West Ham were in a worse state, almost without an entire attack - no Florian Radicioiu, no Ilie Dumitrescu, no Tony Cottee - no chance really. Even Paulo Futre started on the bench and stayed there. No surprise, then, that Arsenal should open with fluent and purposeful football with Dennis Bergkamp at the heart of it. John Hartson and Paul Merson formed useful alliances with the Dutchman and the West Ham defence had been creaking well before Lee Dixon's smart turn and left-foot cross set up Hartson for the opener, his first shot coming back off the post for an easy tap- in.
West Ham's resistance already had a petulant edge with Slaven Bilic taking up where he left off for Croatia, decking Ray Parlour with a shoulder charge. The booking did little to dissuade him from further action and if the referee Paul Durkin had acted on the Croat's sly kick on Hartson, he would have gone off.
Durkin made up for his lapse, however, by spotting Marc Rieper's hand taking the ball off Hartson's head, and Bergkamp buried the penalty.

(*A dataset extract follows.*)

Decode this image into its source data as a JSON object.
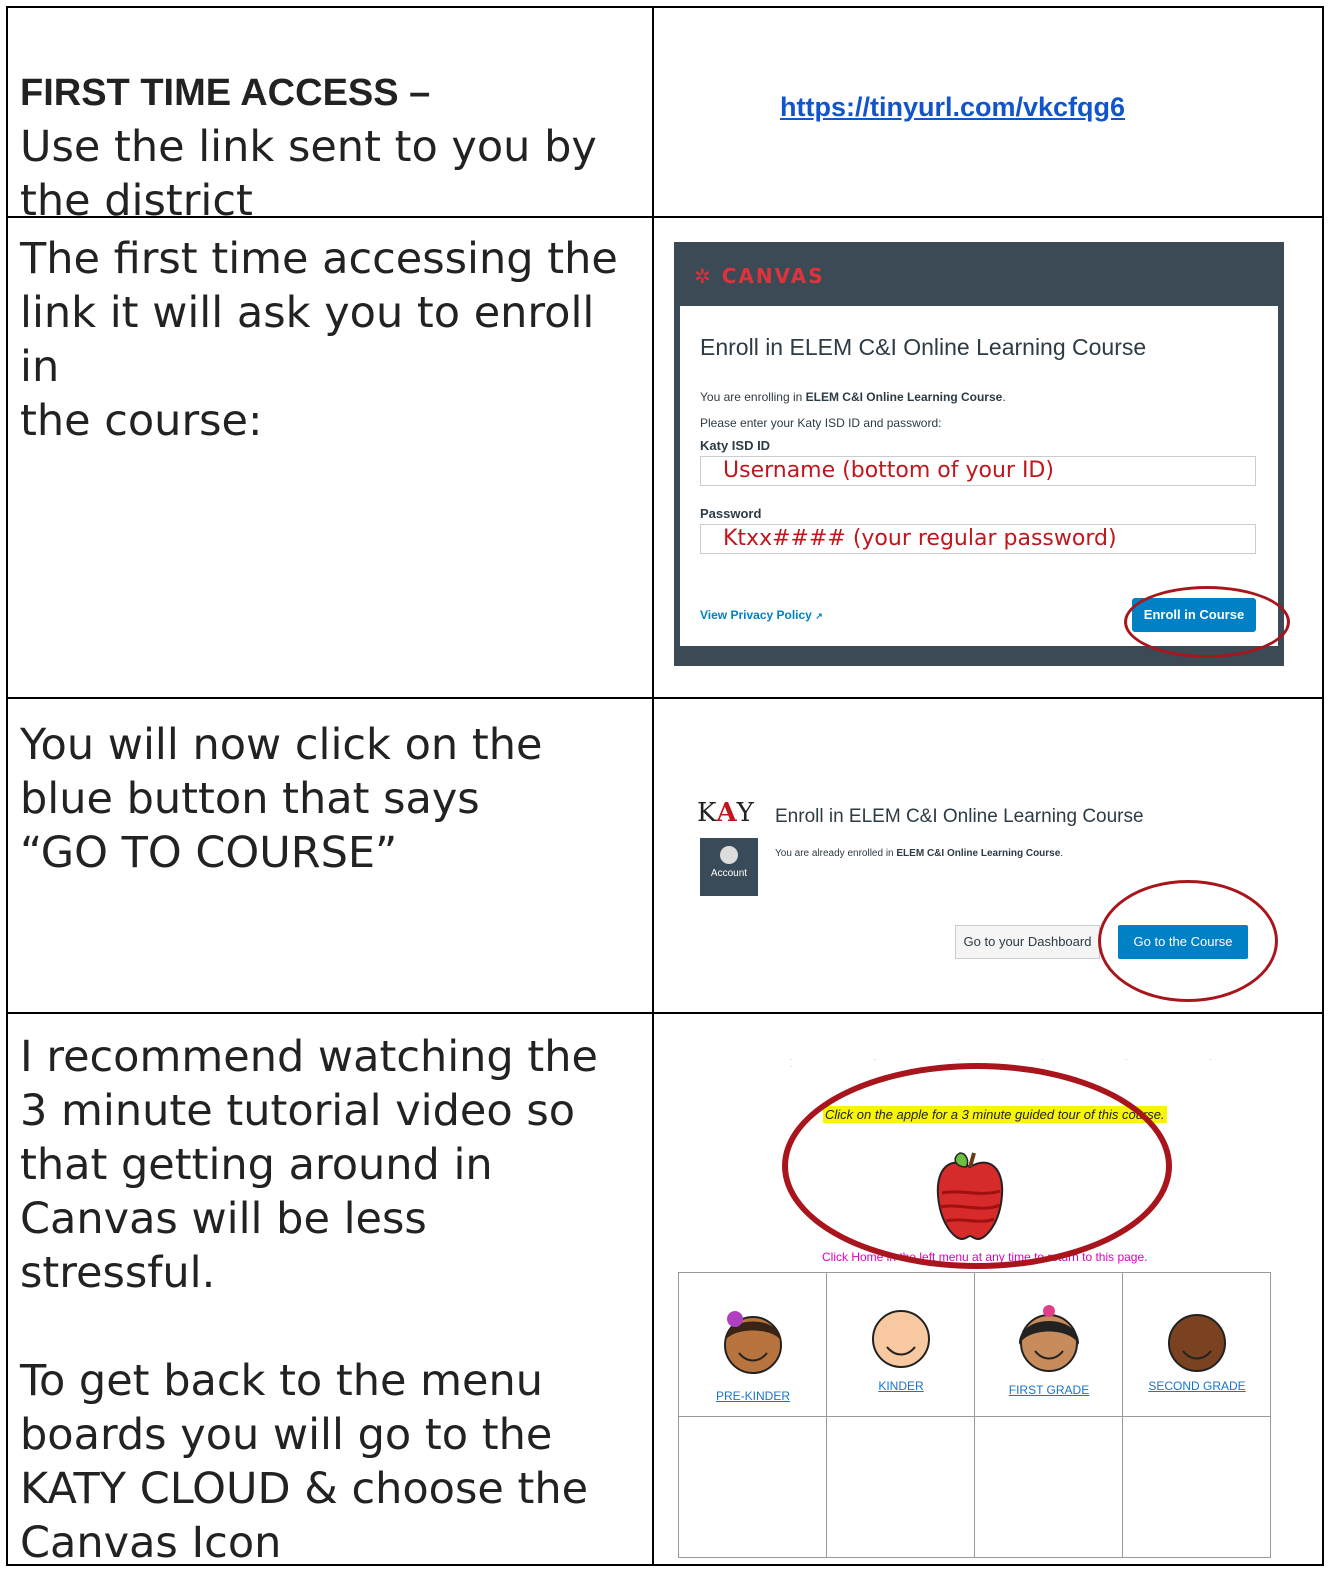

West Ham eventually put in an appearance in the second half albeit in the slightly clumsy shape of Steve Jones, who was unlucky with one curling shot but wastefully inept with two others. The only cloud on Arsenal's horizon is Platt's back injury which had forced him to pull out. His prospects of making the England squad for the World Cup qualifier against Moldova look bleak.